23.11. – Hemoglobin 123, red blood cells 4,1, white blood cells 10,8, ESR 32, stab neutrophils 21, segmented 57, lymphocytes 14, monocytes 6, plas.cell 2. 29.11. – Hemoglobin 124, red blood cells 4,0, white blood cells 9,7, ESR 37, stab neutrophils 7, segmented 65, lymphocytes 20, monocytes 6, plas.cell 2. 17.12.-  Hemoglobin 124, red blood cells 4,0, white blood cells 9,4, ESR 6, stab neutrophils 8, segmented 41, lymphocytes 49, monocytes 2. Bacterioscopy of blood 23.11.12  and 24.11.12 - found gram (+) cocci. Biochemical investigations of blood: total bilirubin 10,  direct 3,  indirect 7,  ALT 0,76. AST 0,41.   thymol test 7,8. CRP: increased rates of C-reactive protein - 16.76 mg / l (normal for children - up to 10 mg / l). Sowing of material from the throat flora: allocated Streptococcus-β haemolytic. ELISA blood test for HIV (26.11.12) - HIV antibodies were detected. ELISA blood test for cytomegalovirus, herpes virus type 1 and 2 found elevated titers of IgM-CMV - 1.8 (positive> 1.1) and herpes virus type 1 and 2, 2.77 (positive> 1.1). PCR for Epstein-Barr virus positive. Ultrasound of the abdomen and kidneys: the liver parenchyma revealed hypoechoic lesions with a maximum size of 12 mm in diameter. In the gate of the liver - lymph nodes with a diameter of 12 mm. In the splenic parenchyma hypoechoic lesions with a maximum size of 12 mm in diameter. Сomputer tomography of the abdomen: in the spleen on the background parenchyma observed accumulation of contrast to 9.0 units. H, defined gipodensivnye foci density of about 60 units.
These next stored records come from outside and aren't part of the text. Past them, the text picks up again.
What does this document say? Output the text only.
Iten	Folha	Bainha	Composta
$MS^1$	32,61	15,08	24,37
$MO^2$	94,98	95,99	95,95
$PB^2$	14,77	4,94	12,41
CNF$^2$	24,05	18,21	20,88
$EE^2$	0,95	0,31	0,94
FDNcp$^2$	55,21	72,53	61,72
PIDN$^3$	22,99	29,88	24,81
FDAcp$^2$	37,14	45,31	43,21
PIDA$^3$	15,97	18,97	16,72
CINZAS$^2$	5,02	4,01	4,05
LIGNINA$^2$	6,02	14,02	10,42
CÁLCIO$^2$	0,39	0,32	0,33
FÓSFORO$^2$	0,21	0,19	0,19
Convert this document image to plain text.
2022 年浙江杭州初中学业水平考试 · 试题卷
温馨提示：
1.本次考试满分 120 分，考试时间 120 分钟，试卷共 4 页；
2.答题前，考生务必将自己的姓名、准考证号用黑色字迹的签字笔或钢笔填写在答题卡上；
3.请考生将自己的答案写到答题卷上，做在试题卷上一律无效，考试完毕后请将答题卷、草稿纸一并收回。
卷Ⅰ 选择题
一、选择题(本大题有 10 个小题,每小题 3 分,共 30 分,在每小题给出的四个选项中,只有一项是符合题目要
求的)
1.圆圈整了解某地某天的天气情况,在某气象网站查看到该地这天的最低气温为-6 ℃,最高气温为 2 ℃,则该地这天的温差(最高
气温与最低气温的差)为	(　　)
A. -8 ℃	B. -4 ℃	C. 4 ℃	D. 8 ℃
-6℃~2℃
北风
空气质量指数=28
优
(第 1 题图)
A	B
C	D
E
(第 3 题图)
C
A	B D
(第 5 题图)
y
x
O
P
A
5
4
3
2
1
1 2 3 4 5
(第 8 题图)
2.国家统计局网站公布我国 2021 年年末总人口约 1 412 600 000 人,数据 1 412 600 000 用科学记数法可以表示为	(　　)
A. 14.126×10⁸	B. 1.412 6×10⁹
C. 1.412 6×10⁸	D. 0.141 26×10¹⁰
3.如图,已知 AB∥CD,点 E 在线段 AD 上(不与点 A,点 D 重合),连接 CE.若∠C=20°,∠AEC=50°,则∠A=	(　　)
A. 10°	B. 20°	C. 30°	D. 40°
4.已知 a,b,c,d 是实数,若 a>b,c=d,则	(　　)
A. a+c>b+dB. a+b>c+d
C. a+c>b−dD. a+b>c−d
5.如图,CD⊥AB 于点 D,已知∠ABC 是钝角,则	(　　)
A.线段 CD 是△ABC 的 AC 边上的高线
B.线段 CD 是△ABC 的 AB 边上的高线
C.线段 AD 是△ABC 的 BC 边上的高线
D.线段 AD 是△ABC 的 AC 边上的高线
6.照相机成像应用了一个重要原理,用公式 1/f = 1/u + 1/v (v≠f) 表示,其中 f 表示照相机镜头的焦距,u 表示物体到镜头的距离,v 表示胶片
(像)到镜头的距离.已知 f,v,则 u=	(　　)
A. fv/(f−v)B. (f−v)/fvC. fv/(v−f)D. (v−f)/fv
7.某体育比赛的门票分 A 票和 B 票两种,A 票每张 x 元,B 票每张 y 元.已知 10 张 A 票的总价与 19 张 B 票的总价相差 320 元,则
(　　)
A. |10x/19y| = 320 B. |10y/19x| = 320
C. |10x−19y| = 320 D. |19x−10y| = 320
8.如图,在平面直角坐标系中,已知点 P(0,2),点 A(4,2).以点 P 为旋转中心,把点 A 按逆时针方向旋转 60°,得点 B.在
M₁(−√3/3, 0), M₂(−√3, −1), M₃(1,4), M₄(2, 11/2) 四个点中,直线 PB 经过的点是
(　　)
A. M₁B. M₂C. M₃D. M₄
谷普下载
H, without clear contours of 5 to 7 mm in diameter, in an amount of about 5. Conclusion: abscesses of spleen. Child consult: phthisiologist: infection of the MBT5.4 Bk, which indicates the presence of tubercle bacilli in the body, treatment of this condition does not require only observation.

Based clinical diagnosis: main: poliherpesvirus infection (cytomegalovirus, herpes virus type 1 and 2, infectious mononucleosis caused by the Epstein-Barr virus), severe course. Accompany: infection of MBT 5.4 Bq; spleen abscess, secondary immunodeficiency. Treatment: diet № 5, infusion therapy glucose-saline solution for 3 days.; antibiotic and  symptomatic therapy. After treatment the baby's temperature returned to normal, improved appetite and well-being, returned to normal peripheral blood. The girl was discharged home with recovery. After discharge from the hospital repeated laboratory tests of blood on the ELISA antibody titer (IgM, IgG) to cytomegalovirus, herpes virus type 1 and 2, and Epstein-Barr virus. Found decreased IgM titers to all three types of viruses and high titers of IgG-CMV - 5.8 (positive 1.1), a herpes virus type 1 and 2 - 2.2 (positive - more than 1,1).

Conclusions: it is shown that, on the background of the progress of infection (infection with Mycobacterium tuberculosis) develop typical, classic cyclic process (tonsillitis), which ends of eradication causative agent from the body. However, against the background of development secondary immunodeficiency activated poliherpesvirus infection (EBV, CMV, HSV), that is, developing acyclic infectious process, which causes severity of the condition and fever, despite the absence of clinical symptoms of them.